On the presidential trail, Republican candidates have also picked up on the STEM issue. During the CNN debate in November, Newt Gingrich said foreign students graduating with STEM degrees should automatically receive work visas.
"I think that we ought to have an H-1 visa that goes with every graduate degree in math, science and engineering so that people stay here," Gingrich said.
At the same debate, Romney took it to the next immigration level, saying, "I'd staple a green card to the diploma of anybody who's got a degree of math, science, a master's degree, Ph.D."
President Obama has also long touted the importance of STEM. At a Facebook town hall in April, he said STEM education is critical to U.S. competitiveness. More recently in a September interview with a local Florida station, he said the United States is " revamping our education system, making sure we've got world class infrastructure, investing in basic science, research and technology."
Advice for the Overqualified: Explain Yourself Up Front
Not all the CEOs at Monday's panel need STEM graduates for their companies. Echoing some of her colleagues, Janet Trautwein, head of the National Association of Health Underwriters, said her professional association has many more applicants that it has jobs to offer. And she had some bad news for overqualified workers.
"I do have a lot of people applying for positions that are really entry-level positions with way too much experience, and frankly I can't hire [them] for those positions because I can't pay them what they need, and also they won't like it," she said. "They wouldn't be satisfied with that."
After the panel, Trautwein said she had hired highly experienced people for low-level positions, only to have them quit two months later. Her advice to people applying to jobs for which they are overqualified: Explain yourself up front, either in the cover letter, or at the beginning of the interview, and make a case for why you are willing to take a position far beneath your skill level.
Advice for Young Job Seekers: R U writing properly?
Aside from getting a STEM degree, young and future job seekers need to brush up on their professionalism and writing skills to stand out as an applicant.
"There's a lot of work out there that you don't need to have a college degree for," said Sandra Parrillo, CEO of Rhode Island-based Providence Mutual Fire Insurance. You need to "have basic mathematics skills, basic English language … basic communication skills, in order to present yourself and work in a professional environment."
Trautwein said her company hires college graduates and interns every year, and said one critical skill that is lacking among young applicants is the ability to write well.
"They can't express themselves in writing and everything looks like a text message," the National Association of Underwriters executive said.
"I just want to let anyone listening to this know that we do look very closely at that," she added, "as well as the ability to express yourself orally because you have to speak reasonably well."
Rep. Rodgers said, "That's a big deal for the members of Congress, too.
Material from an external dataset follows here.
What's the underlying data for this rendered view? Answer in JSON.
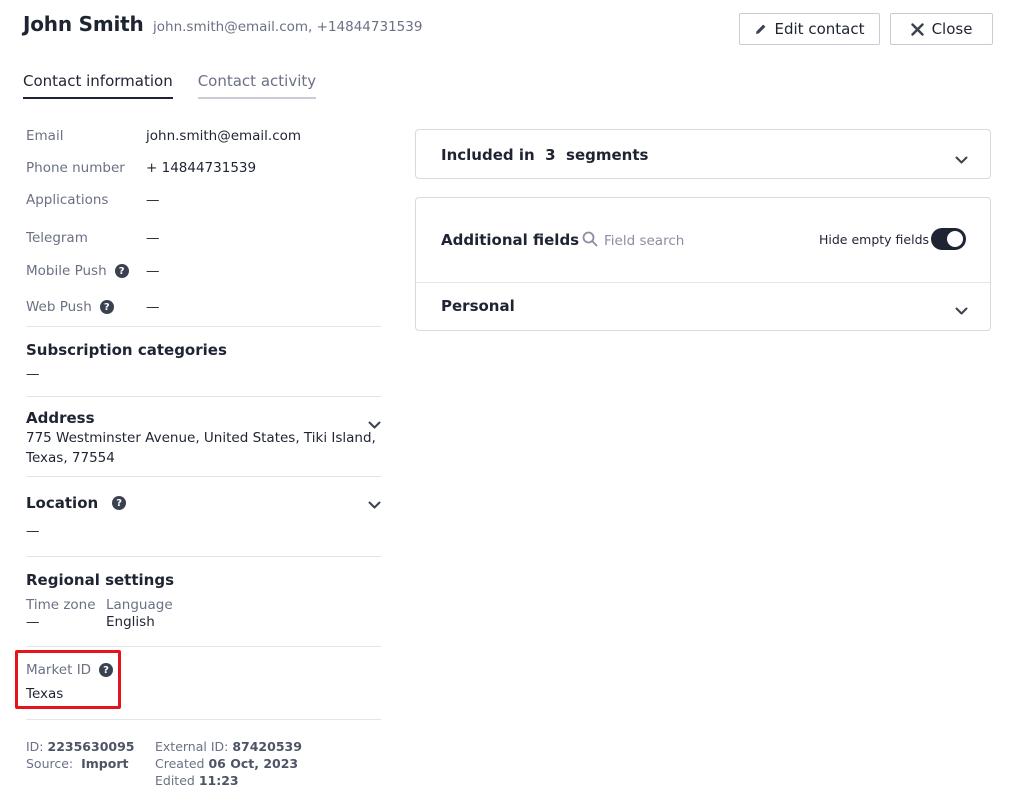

We're always looking for the good writers."
All They Want for Christmas Is Congressional Action
A big deal for the business leaders is getting Congress to offer some sense of stability. Besides more STEM graduates, creating jobs for experienced unemployed Americans, and getting young workers who will keep text message grammar out of the workplace, the CEOs said they want concrete answers from Congress.
"Having no plan in place to get out of the debt crisis is hurting business far more, in my opinion, than any of the flaws opponents have pointed out with each other's plans for recovery," Navsys CEO Brown said.
Neustar CEO Hook said, "The outcome of the budget really is less important to us than there is an outcome. The outcome of the debt-ceiling debate is less important to us than there is an outcome," adding that the constant uncertainty affects companies' share prices and business, i.e. job creation, plans.
"So like Dr. Brown," Hook said, "if I had one holiday wish, it'd be certainty."